That's bizarre reasoning. A more rational approach would be to attempt to solve all those problems. It's not as if society can only focus on ONE cause of child death at a time. If your point was there is no problem worth worrying about, just say that. But if it's worth worrying about, then it's worth addressing.
I wrote a few lines, not a dissertation.
First of all, there is no gun control law that will actively prevent idiots from doing stupid things, or bad people from doing criminal things.... short of a total ban and confiscation and EVEN THEN you'd mostly just disarm the law-abiding. With 300 million plus guns in the country, that bird has flown; Pandora has opened the box; the Genie will not be stuffed back into the bottle.
Second, what I wrote is a matter of perspective. People who get hysterical about ONE child dying in a firearm accident don't seem to get the same hysteria about the far greater number of children mashed to a pulp in traffic accidents. The reason why is usually hypocrisy: the child accident is merely an excuse to advance an anti-gun agenda.
Thirdly, it almost always seem like "addressing the problem" means "more restrictions on law abiding gun owners" that typically wouldn't have made a difference in the case being cited. We've seen that this slope is not merely
slippery, it is
greased and there are people trying to
push. Give the anti-gun elements in government ONE new gun law and they want ten more; let them have NICS and they want registration and AWB's and more. So why bother compromising on an issue involving essential liberty, when the odds are any new "laws" won't solve anything and will simply be used to stage the next agenda item?
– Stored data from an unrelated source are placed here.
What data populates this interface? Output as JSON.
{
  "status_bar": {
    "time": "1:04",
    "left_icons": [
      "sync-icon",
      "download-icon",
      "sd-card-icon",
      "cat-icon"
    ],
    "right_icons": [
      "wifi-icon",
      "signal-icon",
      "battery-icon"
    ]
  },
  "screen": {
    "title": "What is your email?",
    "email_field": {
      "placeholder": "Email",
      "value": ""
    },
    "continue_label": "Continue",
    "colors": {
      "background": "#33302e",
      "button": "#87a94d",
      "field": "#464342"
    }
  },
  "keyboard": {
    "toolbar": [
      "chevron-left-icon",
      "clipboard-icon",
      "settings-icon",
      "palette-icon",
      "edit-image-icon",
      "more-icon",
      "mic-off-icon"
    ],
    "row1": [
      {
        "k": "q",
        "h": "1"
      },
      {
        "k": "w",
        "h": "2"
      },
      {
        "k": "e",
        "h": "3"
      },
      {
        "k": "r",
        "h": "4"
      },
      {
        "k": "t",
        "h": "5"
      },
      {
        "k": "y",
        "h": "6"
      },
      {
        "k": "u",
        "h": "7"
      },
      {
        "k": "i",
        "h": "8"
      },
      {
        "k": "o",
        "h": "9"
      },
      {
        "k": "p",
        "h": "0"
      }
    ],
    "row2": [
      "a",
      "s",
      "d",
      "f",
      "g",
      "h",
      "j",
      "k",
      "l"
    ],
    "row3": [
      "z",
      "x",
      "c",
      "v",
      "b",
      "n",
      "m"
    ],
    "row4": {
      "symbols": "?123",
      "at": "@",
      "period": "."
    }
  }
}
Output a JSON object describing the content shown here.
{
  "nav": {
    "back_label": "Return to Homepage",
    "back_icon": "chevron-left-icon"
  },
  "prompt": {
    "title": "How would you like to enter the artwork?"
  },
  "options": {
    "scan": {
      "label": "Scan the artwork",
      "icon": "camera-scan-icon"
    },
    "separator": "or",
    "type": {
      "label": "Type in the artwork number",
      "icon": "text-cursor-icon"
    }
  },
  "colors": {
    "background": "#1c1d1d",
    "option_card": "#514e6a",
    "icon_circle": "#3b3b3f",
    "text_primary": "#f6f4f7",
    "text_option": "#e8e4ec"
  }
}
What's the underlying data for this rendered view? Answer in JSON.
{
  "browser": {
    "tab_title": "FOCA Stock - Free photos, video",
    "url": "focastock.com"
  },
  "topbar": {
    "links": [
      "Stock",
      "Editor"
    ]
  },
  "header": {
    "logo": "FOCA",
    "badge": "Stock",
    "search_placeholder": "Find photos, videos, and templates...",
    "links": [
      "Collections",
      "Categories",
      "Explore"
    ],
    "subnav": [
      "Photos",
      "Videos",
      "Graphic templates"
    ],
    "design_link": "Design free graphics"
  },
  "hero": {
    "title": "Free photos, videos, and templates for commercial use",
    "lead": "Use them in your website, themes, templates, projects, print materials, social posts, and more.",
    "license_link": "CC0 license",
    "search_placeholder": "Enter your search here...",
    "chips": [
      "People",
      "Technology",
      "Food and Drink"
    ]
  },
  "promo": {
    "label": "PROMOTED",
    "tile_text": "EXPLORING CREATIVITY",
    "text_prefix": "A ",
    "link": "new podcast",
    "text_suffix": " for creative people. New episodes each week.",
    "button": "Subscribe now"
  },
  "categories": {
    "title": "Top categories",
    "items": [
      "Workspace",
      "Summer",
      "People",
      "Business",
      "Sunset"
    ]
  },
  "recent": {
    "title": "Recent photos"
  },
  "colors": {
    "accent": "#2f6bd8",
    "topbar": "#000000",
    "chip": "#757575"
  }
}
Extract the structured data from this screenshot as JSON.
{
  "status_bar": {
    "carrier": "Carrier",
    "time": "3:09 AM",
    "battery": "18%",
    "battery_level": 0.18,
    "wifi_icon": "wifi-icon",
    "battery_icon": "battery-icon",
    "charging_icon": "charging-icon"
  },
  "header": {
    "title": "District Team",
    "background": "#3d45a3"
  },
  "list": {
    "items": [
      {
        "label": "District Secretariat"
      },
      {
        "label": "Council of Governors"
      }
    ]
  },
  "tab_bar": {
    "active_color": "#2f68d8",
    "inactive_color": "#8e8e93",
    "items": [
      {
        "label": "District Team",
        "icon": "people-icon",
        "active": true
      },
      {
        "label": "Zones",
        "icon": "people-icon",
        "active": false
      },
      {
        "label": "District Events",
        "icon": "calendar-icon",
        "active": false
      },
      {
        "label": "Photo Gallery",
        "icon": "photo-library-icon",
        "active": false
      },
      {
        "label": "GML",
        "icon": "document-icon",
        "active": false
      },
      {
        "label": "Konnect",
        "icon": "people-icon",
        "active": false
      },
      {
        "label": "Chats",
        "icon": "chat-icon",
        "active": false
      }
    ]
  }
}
Those with a hidden agenda like to scream "If it saves one child it is worth it!"
No it isn't. We could save one child each year (or more) by reducing the parts-per-billion of arsenic in drinking water to 10% of its current allowed level... but the cost to revamp our water systems would be enormous, more than our society would be willing to pay. This was already decided a few years ago.
We could probably eliminate
thousands of children dying in traffic accidents by limiting all traffic to 15mph with governors installed in all vehicles... but we don't. The societal cost would be too high in lost time and wages and delays getting goods to markets.
We as a society decide that a certain number of deaths, yes even child deaths, are acceptable so we can zip down the highway at 70mph or more. So yes, we as a society value certain freedoms higher than a few lives.
The Second Amendment is about far more than hunting or self-defense. An armed person is a free person; a disarmed person is subject to whatever abuse an armed attacker wishes to inflict, often as not.
"
Firearms stand next in importance to the constitution itself. They are the American people's liberty teeth and keystone under independence … from the hour the Pilgrims landed to the present day, events, occurences and tendencies prove that to ensure peace security and happiness, the rifle and pistol are equally indispensable …
the very atmosphere of firearms anywhere restrains evil interference — they deserve a place of honor with all that's good."